Forum Discussion

Willian_Guilher's avatar
Sep 28, 2014

Port-Lockdown Question

I am studying for the 201 exam, and I am in doubt about the Port-Lockdown configuration. The SOL12250 says: http://support.f5.com/kb/en-us/solutions/public/13000/200/sol13250.html Default port lockdown setting: When creating a self IP address using the Configuration utility, the default port lockdown setting in BIG-IP 10.x is Allow Default. When creating Self IP addresses using the bigpipe or tmsh utilities, the default port lockdown setting in BIG-IP 10.x is Allow None. In BIG-IP 11.x, the default port lockdown setting is Allow None.

 

However, when I am setting up the BIG-IP Self-IPs the Internal Interface default permission is set as "Allow Default" and on the external interface it is set to Allow 443 by default, which does not match to what the SOL is mentioning. I am using the 11.4.1 Build 647 HF4 on the vLab.
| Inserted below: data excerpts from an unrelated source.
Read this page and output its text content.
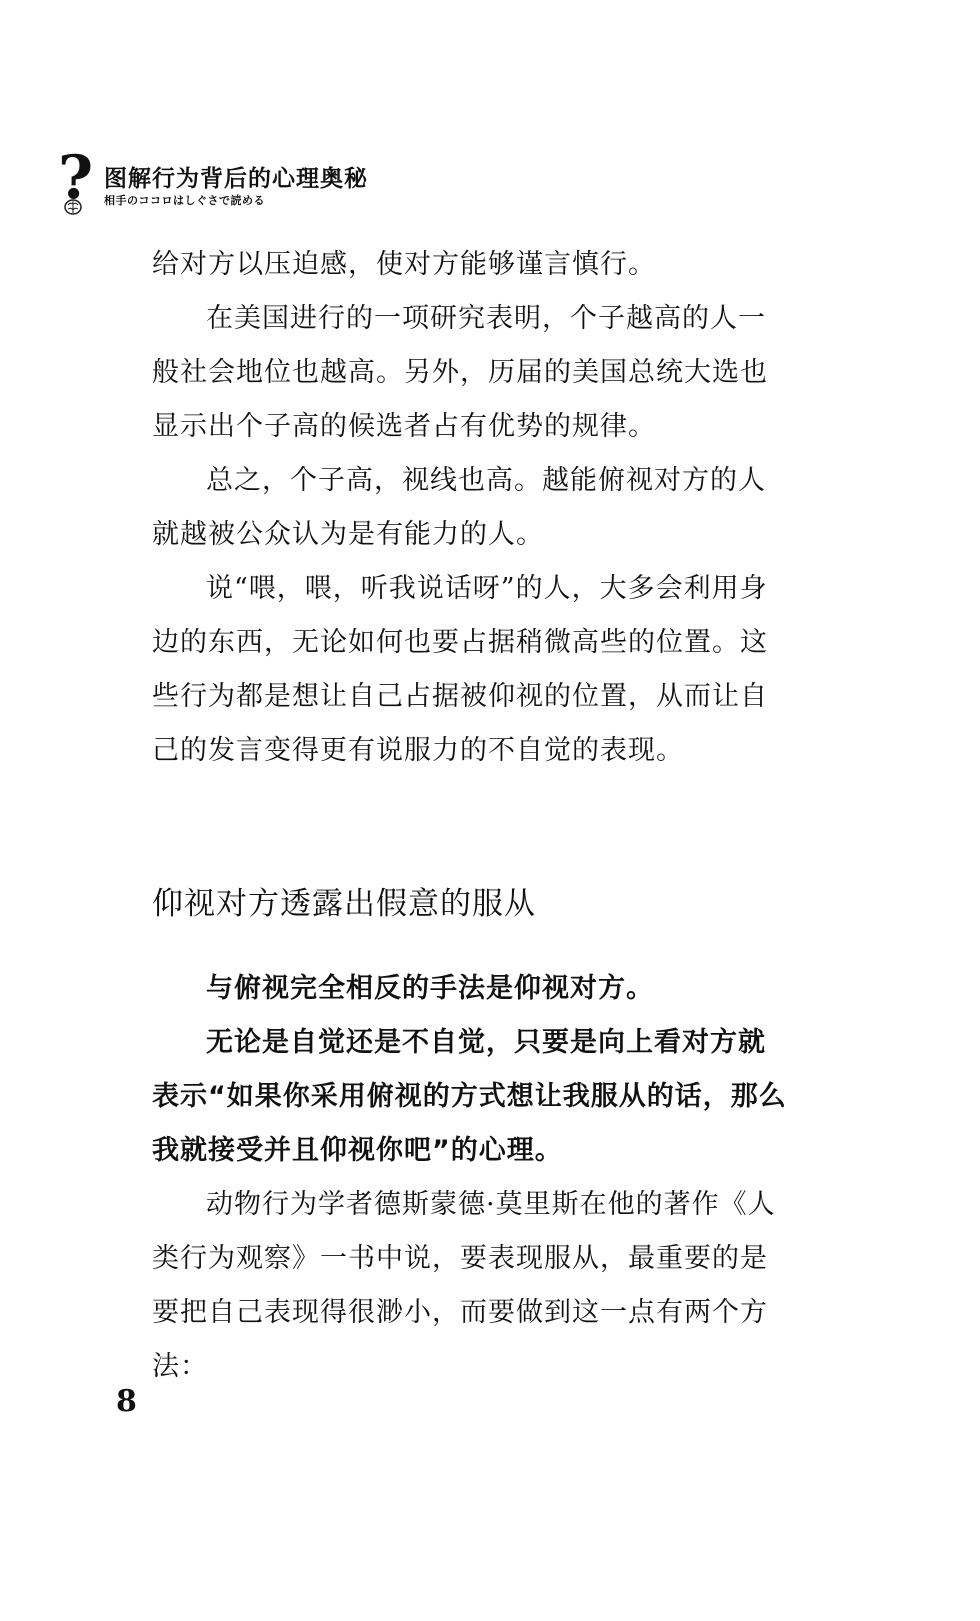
? 图解行为背后的心理奥秘
相手のココロはしぐさで読める

给对方以压迫感，使对方能够谨言慎行。

在美国进行的一项研究表明，个子越高的人一般社会地位也越高。另外，历届的美国总统大选也显示出个子高的候选者占有优势的规律。

总之，个子高，视线也高。越能俯视对方的人就越被公众认为是有能力的人。

说“喂，喂，听我说话呀”的人，大多会利用身边的东西，无论如何也要占据稍微高些的位置。这些行为都是想让自己占据被仰视的位置，从而让自己的发言变得更有说服力的不自觉的表现。

仰视对方透露出假意的服从

与俯视完全相反的手法是仰视对方。

无论是自觉还是不自觉，只要是向上看对方就表示“如果你采用俯视的方式想让我服从的话，那么我就接受并且仰视你吧”的心理。

动物行为学者德斯蒙德·莫里斯在他的著作《人类行为观察》一书中说，要表现服从，最重要的是要把自己表现得很渺小，而要做到这一点有两个方法：

8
Even the official training manual says that the default on external VLAN self-ip is 443 (https). Port 22 is not allowed on the external VLAN unless explicitly specified with "Allow Custom" What is actually correct? what the SOL says or what the training manual teaches?

 

1 Reply

  • Willian,

     

    The short answer is "both".

     

    Internal and External are special cases, as they are usually created via the configuration wizard, and don't represent the behavior you would see if you were manually creating a vlan from the GUI, TMSH or bigpipe shell.